Araştırmaya katılan 35 ülkeden 26.000’den fazla kişinin %83’ü, iş-yaşam dengesinin önemli olduğunu belirtirken, maaşın bu oranının bir tık altında kalması dikkat çekti. Hollanda’da ise çalışanların iş tercihlerini belirlerken hem maaşı hem de özel hayatla uyumlu bir iş düzenini önceliklendirdiği görülüyor. Ancak iş-yaşam dengesi bozulduğunda istifa oranlarının yükseldiği de gözlemleniyor.
Özellikle geçen yıl iş değiştiren çalışanların %33’ü, dengenin bozulması veya çalışma atmosferinden hoşnutsuzluk nedeniyle bu kararı aldığını belirtti. Bir önceki yıl ise bu oran %21 seviyesindeydi. Çalışanların beklentilerindeki bu değişim, iş dünyasında yeni standartlar oluşturuyor.
Davranış bilimciler, işverenlerin bu taleplere kayıtsız kalamayacağını vurguluyor. İş-yaşam dengesinin korunması hem çalışanların mutluluğunu hem de iş verimliliğini artırıyor. Ayrıca, farklı nesillerin farklı beklentiler taşıdığına da dikkat çekiliyor. Esnek çalışma saatleri veya topluluk duygusunu ön plana çıkaran iş ortamları, bu beklentilere cevap vermek adına önemli bir adım olarak değerlendiriliyor.
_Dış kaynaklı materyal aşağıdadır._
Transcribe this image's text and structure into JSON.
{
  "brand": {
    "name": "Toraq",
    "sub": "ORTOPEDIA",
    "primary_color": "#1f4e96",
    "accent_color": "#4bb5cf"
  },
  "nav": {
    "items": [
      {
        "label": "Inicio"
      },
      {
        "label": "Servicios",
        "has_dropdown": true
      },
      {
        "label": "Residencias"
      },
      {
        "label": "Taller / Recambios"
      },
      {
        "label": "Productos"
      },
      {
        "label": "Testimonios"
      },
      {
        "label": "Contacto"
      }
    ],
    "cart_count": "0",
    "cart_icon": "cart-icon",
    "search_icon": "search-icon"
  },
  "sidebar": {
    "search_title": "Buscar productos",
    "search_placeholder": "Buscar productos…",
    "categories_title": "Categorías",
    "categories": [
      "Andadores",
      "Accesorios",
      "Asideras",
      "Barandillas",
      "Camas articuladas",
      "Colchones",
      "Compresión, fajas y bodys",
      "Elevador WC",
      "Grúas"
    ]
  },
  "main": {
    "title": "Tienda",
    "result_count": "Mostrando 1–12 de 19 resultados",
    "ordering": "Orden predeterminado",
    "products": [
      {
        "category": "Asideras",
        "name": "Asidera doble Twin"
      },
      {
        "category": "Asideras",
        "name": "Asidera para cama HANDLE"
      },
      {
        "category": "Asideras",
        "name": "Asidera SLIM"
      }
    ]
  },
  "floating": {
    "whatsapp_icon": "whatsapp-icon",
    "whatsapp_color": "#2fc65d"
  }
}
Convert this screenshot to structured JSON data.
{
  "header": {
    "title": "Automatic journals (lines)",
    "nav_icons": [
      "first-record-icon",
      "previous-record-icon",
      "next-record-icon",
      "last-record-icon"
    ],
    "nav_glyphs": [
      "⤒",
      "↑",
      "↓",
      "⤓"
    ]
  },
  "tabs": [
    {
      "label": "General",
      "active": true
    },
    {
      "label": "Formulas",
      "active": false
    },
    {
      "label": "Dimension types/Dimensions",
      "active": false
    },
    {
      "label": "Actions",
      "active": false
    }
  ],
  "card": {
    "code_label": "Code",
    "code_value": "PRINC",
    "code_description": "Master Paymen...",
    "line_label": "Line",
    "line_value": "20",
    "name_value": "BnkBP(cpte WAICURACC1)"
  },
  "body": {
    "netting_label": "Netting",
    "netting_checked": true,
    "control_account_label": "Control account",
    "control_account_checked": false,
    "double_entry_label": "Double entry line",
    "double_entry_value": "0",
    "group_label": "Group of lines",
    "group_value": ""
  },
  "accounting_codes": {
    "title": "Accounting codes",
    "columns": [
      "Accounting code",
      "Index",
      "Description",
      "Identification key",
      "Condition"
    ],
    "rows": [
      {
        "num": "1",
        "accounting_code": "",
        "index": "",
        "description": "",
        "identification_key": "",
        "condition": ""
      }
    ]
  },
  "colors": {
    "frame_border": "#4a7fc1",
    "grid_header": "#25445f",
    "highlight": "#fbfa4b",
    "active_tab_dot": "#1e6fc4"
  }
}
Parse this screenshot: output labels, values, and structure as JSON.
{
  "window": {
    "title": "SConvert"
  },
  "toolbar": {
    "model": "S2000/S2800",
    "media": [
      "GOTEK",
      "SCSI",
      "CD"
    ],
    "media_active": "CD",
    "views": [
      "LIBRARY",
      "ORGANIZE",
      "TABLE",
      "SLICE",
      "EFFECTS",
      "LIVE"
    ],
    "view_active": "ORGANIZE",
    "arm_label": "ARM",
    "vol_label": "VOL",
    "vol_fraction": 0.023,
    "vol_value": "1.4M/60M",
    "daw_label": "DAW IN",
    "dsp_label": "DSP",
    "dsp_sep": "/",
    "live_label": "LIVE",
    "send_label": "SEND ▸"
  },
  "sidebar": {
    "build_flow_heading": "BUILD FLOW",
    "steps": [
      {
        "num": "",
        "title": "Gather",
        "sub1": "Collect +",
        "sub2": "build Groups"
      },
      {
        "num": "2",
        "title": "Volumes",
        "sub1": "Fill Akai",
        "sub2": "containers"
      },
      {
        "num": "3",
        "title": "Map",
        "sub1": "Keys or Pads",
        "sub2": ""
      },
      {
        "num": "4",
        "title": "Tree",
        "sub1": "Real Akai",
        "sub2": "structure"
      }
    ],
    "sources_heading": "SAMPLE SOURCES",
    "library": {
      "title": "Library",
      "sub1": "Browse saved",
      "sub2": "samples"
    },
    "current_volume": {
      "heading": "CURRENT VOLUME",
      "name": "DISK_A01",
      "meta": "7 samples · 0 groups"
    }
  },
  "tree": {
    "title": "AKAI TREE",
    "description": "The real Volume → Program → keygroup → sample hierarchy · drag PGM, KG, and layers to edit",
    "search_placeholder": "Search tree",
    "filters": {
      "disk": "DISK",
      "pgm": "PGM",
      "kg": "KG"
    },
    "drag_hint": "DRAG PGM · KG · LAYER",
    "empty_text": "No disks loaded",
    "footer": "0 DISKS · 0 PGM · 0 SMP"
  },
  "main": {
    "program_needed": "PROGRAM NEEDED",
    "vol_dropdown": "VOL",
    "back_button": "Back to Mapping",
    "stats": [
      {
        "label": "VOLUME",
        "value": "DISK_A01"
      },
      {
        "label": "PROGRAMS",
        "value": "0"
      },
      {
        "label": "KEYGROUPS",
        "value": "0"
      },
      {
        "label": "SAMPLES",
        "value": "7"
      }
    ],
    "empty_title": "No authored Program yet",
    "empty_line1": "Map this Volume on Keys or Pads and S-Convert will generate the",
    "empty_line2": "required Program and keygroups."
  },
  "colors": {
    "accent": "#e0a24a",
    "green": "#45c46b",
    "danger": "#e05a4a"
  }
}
Araştırmaya göre sıkı işgücü piyasası da çalışanların beklentilerindeki artışı destekleyen bir etken. İnsanlar, kendilerini daha güçlü bir konumda hissederek işverenlerden daha fazlasını talep ediyor. Bu durum, iş dünyasında dengelerin yeniden gözden geçirilmesi gerektiğini açıkça ortaya koyuyor.